Modern Quilts

by Mary Beth Krapil


QuiltCon, the quintessential modern quilt show, was held recently in Pasadena, CA. It was the place to be for “modern quilters”.

At the same time, on the east coast, the Mid Atlantic Quilt Festival was held in Hampton, VA. California was not the only place to find modern quilts on display. There was an interesting special exhibit of modern quilts from the Central Virginia Modern Quilt Guild. What made this exhibit especially interesting to me, was the information on the identifying card with each quilt. It listed the usual quilt maker’s name and quilter’s name, but it also had a statement from the artist about what made the quilt modern. I have yet to find a definition of a modern quilt that really defines the genre. There are descriptions floating around but they are quite vague. Words like negative space and geometric piecing and modern colors are used. Isn’t all piecing geometric? What makes a color modern? Have new colors been invented recently that weren’t around “back in the day”? It’s all very confusing. However, I can recognize a modern quilt when I see one. It’s just very hard to put into to words or define precisely.

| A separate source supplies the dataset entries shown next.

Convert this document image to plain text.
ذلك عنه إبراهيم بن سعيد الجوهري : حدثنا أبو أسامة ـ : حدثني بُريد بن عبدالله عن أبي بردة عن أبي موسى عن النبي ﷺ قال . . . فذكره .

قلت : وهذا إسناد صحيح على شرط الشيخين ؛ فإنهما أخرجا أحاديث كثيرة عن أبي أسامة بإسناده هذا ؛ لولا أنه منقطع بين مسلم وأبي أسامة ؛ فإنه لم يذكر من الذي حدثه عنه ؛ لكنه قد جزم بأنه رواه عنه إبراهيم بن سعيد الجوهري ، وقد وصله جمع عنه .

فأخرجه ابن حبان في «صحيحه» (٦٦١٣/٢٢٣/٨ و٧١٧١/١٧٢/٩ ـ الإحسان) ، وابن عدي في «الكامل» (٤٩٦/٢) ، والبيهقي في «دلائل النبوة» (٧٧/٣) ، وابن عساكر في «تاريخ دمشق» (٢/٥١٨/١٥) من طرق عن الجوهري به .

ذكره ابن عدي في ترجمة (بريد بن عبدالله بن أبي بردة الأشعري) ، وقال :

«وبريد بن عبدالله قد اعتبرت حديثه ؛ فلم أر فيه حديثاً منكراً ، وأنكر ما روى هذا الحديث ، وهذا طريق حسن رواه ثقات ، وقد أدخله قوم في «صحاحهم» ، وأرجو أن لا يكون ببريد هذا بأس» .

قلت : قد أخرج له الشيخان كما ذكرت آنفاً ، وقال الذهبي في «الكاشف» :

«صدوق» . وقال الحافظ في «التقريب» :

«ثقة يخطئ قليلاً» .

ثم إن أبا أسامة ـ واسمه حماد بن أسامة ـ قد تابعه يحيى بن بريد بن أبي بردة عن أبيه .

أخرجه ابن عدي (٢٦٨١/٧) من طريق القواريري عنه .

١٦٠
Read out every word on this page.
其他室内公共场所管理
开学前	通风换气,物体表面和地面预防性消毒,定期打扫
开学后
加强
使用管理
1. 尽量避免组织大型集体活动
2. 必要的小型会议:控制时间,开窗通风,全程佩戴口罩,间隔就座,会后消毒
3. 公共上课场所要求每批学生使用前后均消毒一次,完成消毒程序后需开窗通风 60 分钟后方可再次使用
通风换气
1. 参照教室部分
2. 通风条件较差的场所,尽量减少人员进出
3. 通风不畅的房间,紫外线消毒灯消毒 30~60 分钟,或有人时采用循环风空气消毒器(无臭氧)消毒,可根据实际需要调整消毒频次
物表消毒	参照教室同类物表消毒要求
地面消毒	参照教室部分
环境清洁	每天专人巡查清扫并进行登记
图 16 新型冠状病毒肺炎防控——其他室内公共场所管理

I enjoyed seeing these quilts and I was very excited with the thought that I might come away with a better definition of a modern quilt. Sadly, I remain modernly confused. But that’s OK. I still enjoyed the quilts. Hoping you will too.

Can you put into words what makes a modern quilt modern? I’d love to hear your definition.

By |2018-03-02T05:18:20+00:00March 2nd, 2018|Categories: Uncategorized|1 Comment

About the Author:

Mary Beth Krapil

One Comment

  1. Dem March 6, 2018 at 8:12 am - Reply

    This won’t agree with the Modern Quilters that give presentations to guilds but for me I’ve separated Modern into two categories Contemporary and Modern Traditional. Why? Because I find the two are drastically different. Compare Hillary Goodwin – @entropyalwayswins to Wendy Bermingham – @wendybzquilting or compare 2 different Modern Quilt Guilds. There is a modern quilter that uses traditional block structure but updates the fabrics, grid, block size, negative space etc and there is a modern quilter that uses contemporary modern art theory to design geometric shapes with a message within the quilt; it’s very abstract which I call Contemporary quilting because it uses art theory from long ago. Simply put Modern to me is just not Traditional. It’s components can be traditional (civil war and Gee’s Bend) but made with new fabrics, colors, grid layouts, block sizes and it usually has a message of some sort.